Kenny Vigil, a spokesperson for the Department of Health, said this week that the state agency is still reviewing 84 applications from licensed non-profit producers to add to the state’s existing 23 medical pot farms, which supply the state’s medical marijuana dispensaries.
“While there is no specific timeline for making a selection, I can tell you that the review process is moving along,” Vigil said Wednesday.
Cheney said the state is going to grant 12 new licenses from among the 84 applications, which were due May 1, giving the pharmaceutical company a theoretical one-in-seven chance of receiving one of the state licenses.
None of the state’s current 23 medical marijuana production facilities are in southeast New Mexico, although medical marijuana dispensaries exist in Roswell and elsewhere in the region.
No new producers have been approved by the Department of Health since 2010, which is adding licensed producers to increase the availability of medical cannabis to qualified patients in the Medical Cannabis Program.
Greathouse has said a decision by the Department of Health on his company’s application could come at any time.
“That’s the hard thing about the process that we’re in. It’s kind of a waiting game right now,” Greathouse said in June.
Terry Johnson’s appeal hearing has been delayed from June to August at the request of Pecos Valley Pharmaceuticals, said Chaves County Manager Stanton Riggs, because of its potential futility.

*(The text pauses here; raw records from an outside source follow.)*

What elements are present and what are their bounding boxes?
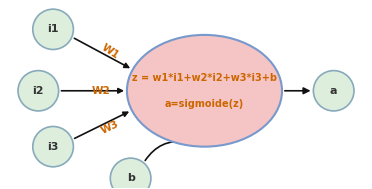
Ellipse shape bbox=[18, 71, 59, 111]
Ellipse shape bbox=[33, 126, 73, 167]
Text: W2: W2 bbox=[92, 86, 110, 96]
Text: W1: W1 bbox=[100, 43, 121, 61]
Text: a: a bbox=[330, 86, 337, 96]
Ellipse shape bbox=[313, 71, 354, 111]
Text: a=sigmoide(z): a=sigmoide(z) bbox=[165, 99, 244, 109]
Text: i1: i1 bbox=[47, 24, 59, 34]
Ellipse shape bbox=[33, 9, 73, 50]
Text: b: b bbox=[127, 173, 135, 183]
Text: W3: W3 bbox=[100, 119, 121, 136]
Text: z = w1*i1+w2*i2+w3*i3+b: z = w1*i1+w2*i2+w3*i3+b bbox=[132, 73, 277, 83]
Ellipse shape bbox=[110, 158, 151, 189]
Text: i2: i2 bbox=[33, 86, 44, 96]
Ellipse shape bbox=[127, 35, 282, 147]
Text: i3: i3 bbox=[47, 142, 59, 152]
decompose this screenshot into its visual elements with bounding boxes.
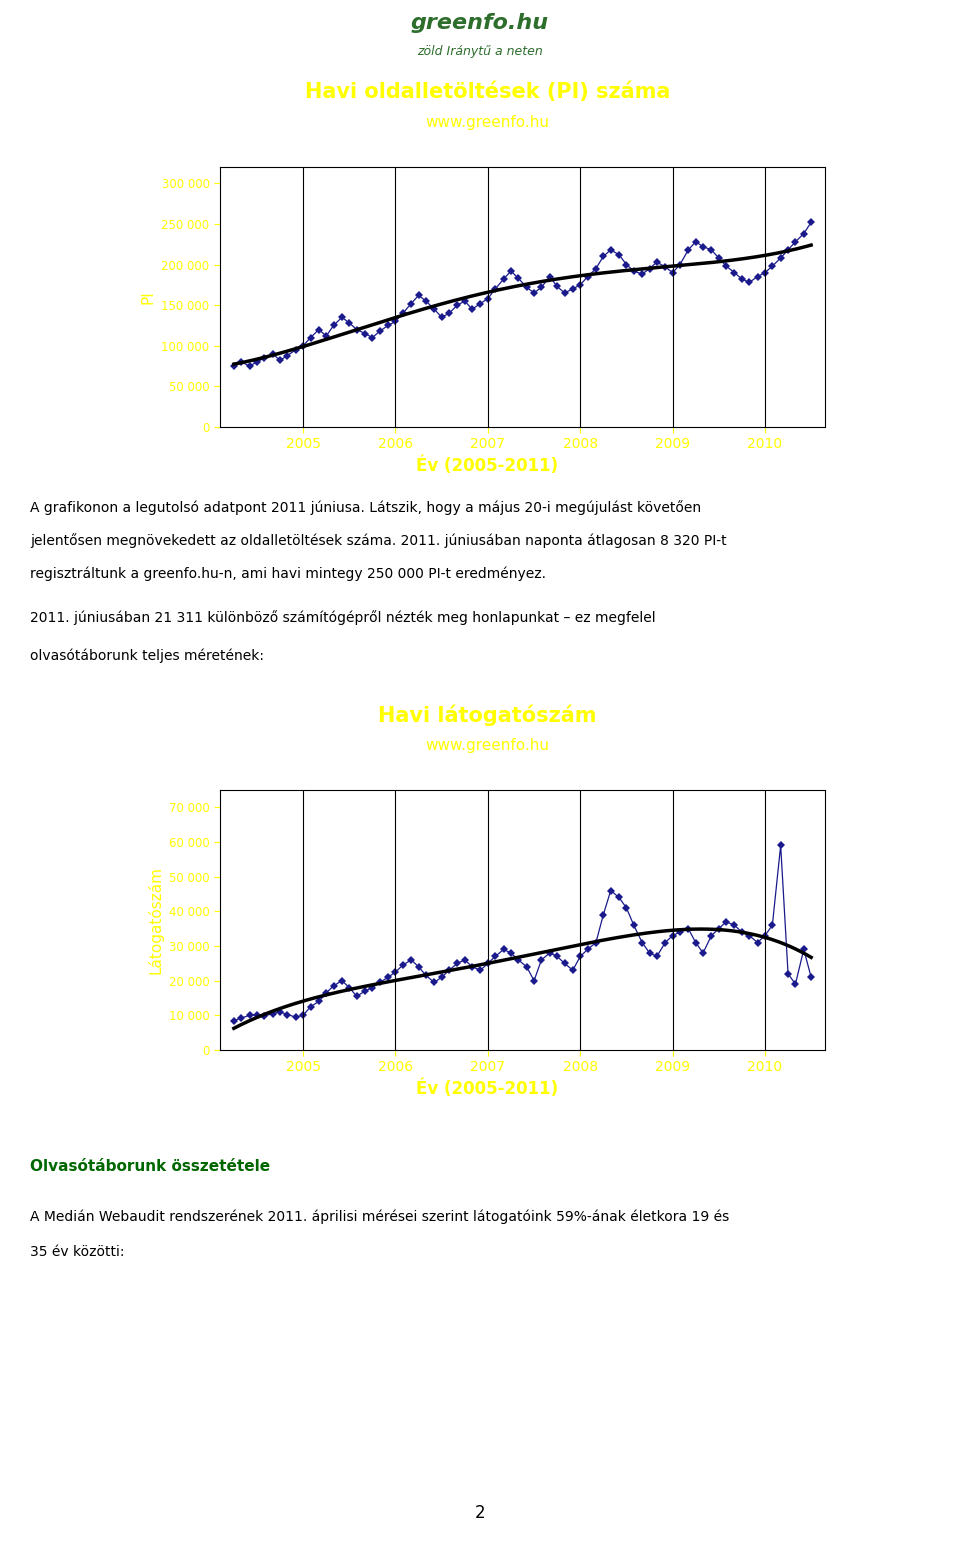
Text: A Medián Webaudit rendszerének 2011. áprilisi mérései szerint látogatóink 59%-án: A Medián Webaudit rendszerének 2011. ápr… — [30, 1210, 730, 1224]
Text: 2: 2 — [474, 1503, 486, 1522]
Text: regisztráltunk a greenfo.hu-n, ami havi mintegy 250 000 PI-t eredményez.: regisztráltunk a greenfo.hu-n, ami havi … — [30, 566, 546, 581]
Text: Év (2005-2011): Év (2005-2011) — [417, 1079, 559, 1098]
Text: Havi oldalletöltések (PI) száma: Havi oldalletöltések (PI) száma — [305, 82, 670, 102]
Text: Havi látogatószám: Havi látogatószám — [378, 705, 597, 726]
Text: A grafikonon a legutolsó adatpont 2011 júniusa. Látszik, hogy a május 20-i megúj: A grafikonon a legutolsó adatpont 2011 j… — [30, 500, 701, 515]
Text: Év (2005-2011): Év (2005-2011) — [417, 456, 559, 475]
Text: zöld Iránytű a neten: zöld Iránytű a neten — [418, 46, 542, 59]
Text: 2011. júniusában 21 311 különböző számítógépről nézték meg honlapunkat – ez megf: 2011. júniusában 21 311 különböző számít… — [30, 611, 656, 625]
Text: olvasótáborunk teljes méretének:: olvasótáborunk teljes méretének: — [30, 649, 264, 663]
Text: jelentősen megnövekedett az oldalletöltések száma. 2011. júniusában naponta átla: jelentősen megnövekedett az oldalletölté… — [30, 534, 727, 547]
Text: Olvasótáborunk összetétele: Olvasótáborunk összetétele — [30, 1160, 270, 1173]
Text: www.greenfo.hu: www.greenfo.hu — [425, 737, 549, 752]
Y-axis label: PI: PI — [141, 290, 156, 304]
Text: greenfo.hu: greenfo.hu — [411, 12, 549, 32]
Text: 35 év közötti:: 35 év közötti: — [30, 1244, 125, 1258]
Text: www.greenfo.hu: www.greenfo.hu — [425, 114, 549, 130]
Y-axis label: Látogatószám: Látogatószám — [147, 867, 163, 975]
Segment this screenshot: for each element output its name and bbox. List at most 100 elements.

The proposed facility would grow up to 450 marijuana plants indoors, not sell to the public, have discreet signage and tight security, Jeff McWhorter, the chief financial officer for Pecos Valley Pharmaceuticals, said at the May 12 ETZ Commission hearing.
McWhorter said the facility would employ 10 to 15 people and generate an estimated $20 million in its first five years, with $1.5 million to $1.7 million of gross receipt taxes.
Medical marijuana growers must disclose to the DOH the number of anticipated plants, the method of cultivation, such as greenhouse, hydroponic, indoor or outdoor, and other details of operations, including the facility’s square footage, layout and security plan. The applications remain confidential.
There were 16,236 New Mexico residents enrolled in the state’s medical cannabis program as of July 30, including 318 cardholders in Chaves County, 299 in Eddy County, 174 in Lea County, 56 in Roosevelt County, 19 in De Baca County, 263 in Lincoln County and 307 in Otero County.
The Department of Health has not made public the location of dispensaries or pot farms, although Gov. Susana Martinez in July announced a new policy. The governor has directed the state agency to change its long-standing confidentiality policy that kept the names and locations of medical marijuana dispensaries and growing operations confidential.
“I think what you’re going to know is certainly the name of the company, where it can be purchased with your prescription, and who was awarded with this last round,” the governor told the Daily Record during a July 7 interview.
The governor said the names and locations of all medical marijuana dispensaries and farms would soon be made public and local residents would be notified about the application status of Pecos Valley Pharmaceuticals.
“We saw there was really no good reason for that and people should know, so we are going to make that public,” the governor said.
The names of existing medical marijuana dispensaries and growers have been kept confidential since the state’s medical marijuana law was enacted in 2007.
“We’ll tell you who receives them, of course, and who has them and where they are,” Martinez said. “Sure, absolutely, because people have to know.”
The governor said local authorities have zoning authority, but state law is written so that cities and counties do not have the authority to ban state-approved medical marijuana operations.
“You cannot prohibit because it is medical marijuana and it has certain regulations,” she said. “But it will go back to the community for where it can be planted or not.”